Another of my mentors is C.S. Lewis. His various books and essays have been an inspiration to many over the past 50 years – it is estimated more than 200 million copies have been sold of his 50-plus books, and many of his works have been turned into hugely popular movies.2 He was a man of deep and profound faith. However, the pain of grief over the death of his wife, Joy, cut so deeply that he doubted the goodness and fairness of God.
He wrote about it in A Grief Observed, and throughout this brief book, Lewis cried out to a God who seemed silent.

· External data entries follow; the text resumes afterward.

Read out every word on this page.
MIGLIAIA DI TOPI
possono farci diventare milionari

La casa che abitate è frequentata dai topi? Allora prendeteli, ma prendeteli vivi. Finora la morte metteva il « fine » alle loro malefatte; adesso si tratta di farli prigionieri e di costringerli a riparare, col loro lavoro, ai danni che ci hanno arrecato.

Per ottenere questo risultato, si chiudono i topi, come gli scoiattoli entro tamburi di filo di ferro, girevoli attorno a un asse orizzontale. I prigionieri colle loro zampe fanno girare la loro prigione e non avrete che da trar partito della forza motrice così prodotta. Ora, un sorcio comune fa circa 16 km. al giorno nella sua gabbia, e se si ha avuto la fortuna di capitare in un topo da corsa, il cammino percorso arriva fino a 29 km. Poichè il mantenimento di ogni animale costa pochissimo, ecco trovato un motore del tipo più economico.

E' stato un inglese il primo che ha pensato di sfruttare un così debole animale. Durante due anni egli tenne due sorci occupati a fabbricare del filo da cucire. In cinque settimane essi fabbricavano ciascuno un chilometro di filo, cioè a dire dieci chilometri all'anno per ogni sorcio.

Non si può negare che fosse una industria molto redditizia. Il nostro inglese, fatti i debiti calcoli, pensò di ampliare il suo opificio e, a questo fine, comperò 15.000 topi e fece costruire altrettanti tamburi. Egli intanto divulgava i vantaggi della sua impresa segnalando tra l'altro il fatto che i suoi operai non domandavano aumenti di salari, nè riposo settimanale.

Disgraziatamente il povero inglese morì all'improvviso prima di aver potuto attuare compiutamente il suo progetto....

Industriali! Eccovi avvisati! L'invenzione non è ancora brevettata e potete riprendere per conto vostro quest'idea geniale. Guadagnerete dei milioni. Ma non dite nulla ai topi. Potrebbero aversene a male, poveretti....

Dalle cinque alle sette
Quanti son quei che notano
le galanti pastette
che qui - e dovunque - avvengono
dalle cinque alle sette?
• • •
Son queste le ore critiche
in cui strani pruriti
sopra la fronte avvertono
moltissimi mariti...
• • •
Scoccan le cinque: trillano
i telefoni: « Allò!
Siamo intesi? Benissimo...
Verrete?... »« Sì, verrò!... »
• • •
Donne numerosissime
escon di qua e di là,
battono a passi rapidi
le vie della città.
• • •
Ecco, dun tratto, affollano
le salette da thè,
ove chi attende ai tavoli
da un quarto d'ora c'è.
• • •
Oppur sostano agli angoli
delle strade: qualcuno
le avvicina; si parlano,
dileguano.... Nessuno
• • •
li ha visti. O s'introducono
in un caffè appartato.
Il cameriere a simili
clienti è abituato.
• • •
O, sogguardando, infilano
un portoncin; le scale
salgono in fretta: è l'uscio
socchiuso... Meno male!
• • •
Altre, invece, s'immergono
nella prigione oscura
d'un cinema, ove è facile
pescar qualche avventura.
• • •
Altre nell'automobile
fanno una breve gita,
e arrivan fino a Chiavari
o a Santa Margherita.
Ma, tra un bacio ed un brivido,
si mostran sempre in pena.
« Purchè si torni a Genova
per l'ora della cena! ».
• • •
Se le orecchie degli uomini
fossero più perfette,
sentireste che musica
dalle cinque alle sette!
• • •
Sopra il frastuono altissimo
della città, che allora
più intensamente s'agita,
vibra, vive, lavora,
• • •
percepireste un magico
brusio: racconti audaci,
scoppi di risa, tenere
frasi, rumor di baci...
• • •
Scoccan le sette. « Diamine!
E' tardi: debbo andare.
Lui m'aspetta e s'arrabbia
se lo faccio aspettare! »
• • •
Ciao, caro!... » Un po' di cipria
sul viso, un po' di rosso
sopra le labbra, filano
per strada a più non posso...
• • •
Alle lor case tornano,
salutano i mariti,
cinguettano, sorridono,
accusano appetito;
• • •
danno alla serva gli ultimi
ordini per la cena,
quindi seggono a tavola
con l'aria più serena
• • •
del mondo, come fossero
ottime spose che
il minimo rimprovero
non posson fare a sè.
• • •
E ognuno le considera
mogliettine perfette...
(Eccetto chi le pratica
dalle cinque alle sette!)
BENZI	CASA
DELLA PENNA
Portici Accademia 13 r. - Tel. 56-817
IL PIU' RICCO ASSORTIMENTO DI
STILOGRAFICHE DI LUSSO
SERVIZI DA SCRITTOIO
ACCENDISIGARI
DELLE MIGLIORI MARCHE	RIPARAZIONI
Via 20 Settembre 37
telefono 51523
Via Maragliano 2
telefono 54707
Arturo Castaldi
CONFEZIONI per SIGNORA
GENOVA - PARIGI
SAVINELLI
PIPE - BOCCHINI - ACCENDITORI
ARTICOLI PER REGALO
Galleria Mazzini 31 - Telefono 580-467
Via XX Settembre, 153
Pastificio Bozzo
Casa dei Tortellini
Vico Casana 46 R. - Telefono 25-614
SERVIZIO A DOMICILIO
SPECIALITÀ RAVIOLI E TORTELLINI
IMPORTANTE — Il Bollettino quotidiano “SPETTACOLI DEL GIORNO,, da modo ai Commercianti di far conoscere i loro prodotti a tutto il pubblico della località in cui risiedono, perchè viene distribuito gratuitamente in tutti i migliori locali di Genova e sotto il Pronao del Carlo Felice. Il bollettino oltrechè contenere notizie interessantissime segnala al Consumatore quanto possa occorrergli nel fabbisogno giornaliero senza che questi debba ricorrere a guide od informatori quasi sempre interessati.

Meanwhile, where is God? This is one of the most disquieting symptoms. When you are happy, so happy that you have no sense of needing Him, so happy that you are tempted to feel His claims upon you as an interruption, if you remember yourself and turn to Him with gratitude and praise, you will be—or so it feels—welcomed with open arms. But go to Him when your need is desperate, when all other help is vain, and what do you find? A door slammed in your face, and a sound of bolting and double bolting on the inside. After that, silence. You may as well turn away. The longer you wait, the more emphatic the silence will become. There are no lights in the windows.
Lewis questioned the goodness of God because God allowed Lewis’s precious wife, Joy, to go through intense pain and suffering as she struggled with cancer.
Not that I am (I think) in much danger of ceasing to believe in God. The real danger is of coming to believe such dreadful things about Him. The conclusion I dread is not “So there’s no God after all,” but “So this is what God’s really like. Deceive yourself no longer.”
Madeleine L’Engle, a beloved member of All Angels Church in New York City during my time as rector, wrote about the helpfulness of Lewis’s doubt in this way:
I am grateful, too, to Lewis for having the courage to yell, to doubt, to kick at God with angry violence. This is a part of healthy grief not often encouraged. It is helpful indeed that C. S. Lewis, who has been such a successful apologist for Christianity, should have the courage to admit doubt about what he has so superbly proclaimed. It gives us permission to admit our own doubts, our own angers and anguishes, and to know that they are part of the soul’s growth.
Mother Teresa doubted. Martin Luther doubted. C. S. Lewis doubted. These are not lightweights. These are giants of faith worth following. They made their doubt work for them. They integrated doubt into their faith, and their uncertainty about God and the future deepened their faith over time. This encourages me. I hope it encourages you. If God did not want us to ever doubt, he could have ripped the book of Psalms right out of the Bible. God is much bigger than our doubts.
It is possible to have great doubt and great faith at the same time. The two are not mutually exclusive. In Mother Teresa, in Luther, and in Lewis we see that great men and women of faith can also be great men and women of doubt. In faith, there is room for doubt.